Présenté le 30 avril en Conseil des ministres par le ministre de l’Intérieur, de la Sécurité et de la Décentralisation, Adrien Nguema Mba, le projet de décret portant transfert aux collectivités locales des compétences de l’État ne nécessitant pas de transfert de moyens financiers se voit comme une étape dans la mise en œuvre effective de la décentralisation. Ce texte inaugure une première phase caractérisée par un transfert «définitif et irréversible» de compétences, mais sans accompagnement financier. 

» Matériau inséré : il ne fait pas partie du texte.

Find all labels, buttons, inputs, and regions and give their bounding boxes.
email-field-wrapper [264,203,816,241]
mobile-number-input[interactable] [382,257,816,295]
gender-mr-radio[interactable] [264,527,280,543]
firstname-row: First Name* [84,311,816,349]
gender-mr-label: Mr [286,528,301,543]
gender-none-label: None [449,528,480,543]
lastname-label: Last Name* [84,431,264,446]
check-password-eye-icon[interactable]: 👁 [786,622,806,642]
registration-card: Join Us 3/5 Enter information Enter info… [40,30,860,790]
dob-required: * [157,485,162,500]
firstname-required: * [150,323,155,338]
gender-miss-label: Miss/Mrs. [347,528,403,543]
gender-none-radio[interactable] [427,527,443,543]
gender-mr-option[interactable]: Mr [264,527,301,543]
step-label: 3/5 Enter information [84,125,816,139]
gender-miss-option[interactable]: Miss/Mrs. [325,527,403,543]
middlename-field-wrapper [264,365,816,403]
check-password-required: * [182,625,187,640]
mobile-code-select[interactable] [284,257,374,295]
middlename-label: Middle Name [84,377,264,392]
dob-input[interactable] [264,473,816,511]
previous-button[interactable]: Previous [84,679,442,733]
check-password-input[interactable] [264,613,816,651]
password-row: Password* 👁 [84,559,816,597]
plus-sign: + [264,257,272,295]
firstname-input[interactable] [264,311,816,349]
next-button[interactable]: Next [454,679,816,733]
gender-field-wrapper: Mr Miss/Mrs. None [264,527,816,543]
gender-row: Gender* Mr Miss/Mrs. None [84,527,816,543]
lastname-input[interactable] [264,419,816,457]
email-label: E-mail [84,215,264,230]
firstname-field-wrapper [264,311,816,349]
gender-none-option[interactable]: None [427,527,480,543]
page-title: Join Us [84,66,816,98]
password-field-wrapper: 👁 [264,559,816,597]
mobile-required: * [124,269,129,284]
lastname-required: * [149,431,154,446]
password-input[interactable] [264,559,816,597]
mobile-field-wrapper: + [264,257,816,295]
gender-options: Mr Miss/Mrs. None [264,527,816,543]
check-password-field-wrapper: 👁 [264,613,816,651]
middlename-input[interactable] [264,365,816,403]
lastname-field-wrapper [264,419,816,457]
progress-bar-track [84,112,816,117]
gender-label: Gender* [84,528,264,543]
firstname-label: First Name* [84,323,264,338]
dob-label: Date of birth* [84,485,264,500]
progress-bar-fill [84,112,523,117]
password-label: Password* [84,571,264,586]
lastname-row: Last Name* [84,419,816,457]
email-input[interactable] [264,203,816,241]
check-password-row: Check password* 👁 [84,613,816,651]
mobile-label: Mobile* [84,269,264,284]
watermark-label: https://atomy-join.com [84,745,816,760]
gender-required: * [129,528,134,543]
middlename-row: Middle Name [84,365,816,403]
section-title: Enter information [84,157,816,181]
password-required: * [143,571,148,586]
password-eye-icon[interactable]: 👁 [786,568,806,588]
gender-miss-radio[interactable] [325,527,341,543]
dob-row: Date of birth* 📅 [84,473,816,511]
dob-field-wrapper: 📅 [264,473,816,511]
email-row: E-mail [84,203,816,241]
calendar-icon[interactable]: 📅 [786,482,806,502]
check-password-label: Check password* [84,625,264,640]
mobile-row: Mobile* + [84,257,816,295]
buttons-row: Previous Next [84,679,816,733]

L’absence de transfert de moyens financiers ou de mesures compensatoires constitue l’un des points les plus sensibles de ce dispositif. © GabonReview

 

Le projet de décret portant transfert aux Collectivités locales des compétences de l’État ne nécessitant pas de transfert de moyens financiers, présenté le 30 avril par le ministre Adrien Nguema Mba, lors du Conseil des ministres, vise à transférer aux Collectivités locales certaines compétences de l’État sans leur attribuer de moyens financiers. Il s’inscrit dans l’application de la loi de décembre 2020 sur la décentralisation et marque une première étape, avec un transfert annoncé comme définitif et irréversible, mais sans soutien financier. Ce choix traduit la volonté des autorités de consolider l’autonomie administrative de ces Collectivités tout en maintenant, à ce stade, un encadrement budgétaire strict.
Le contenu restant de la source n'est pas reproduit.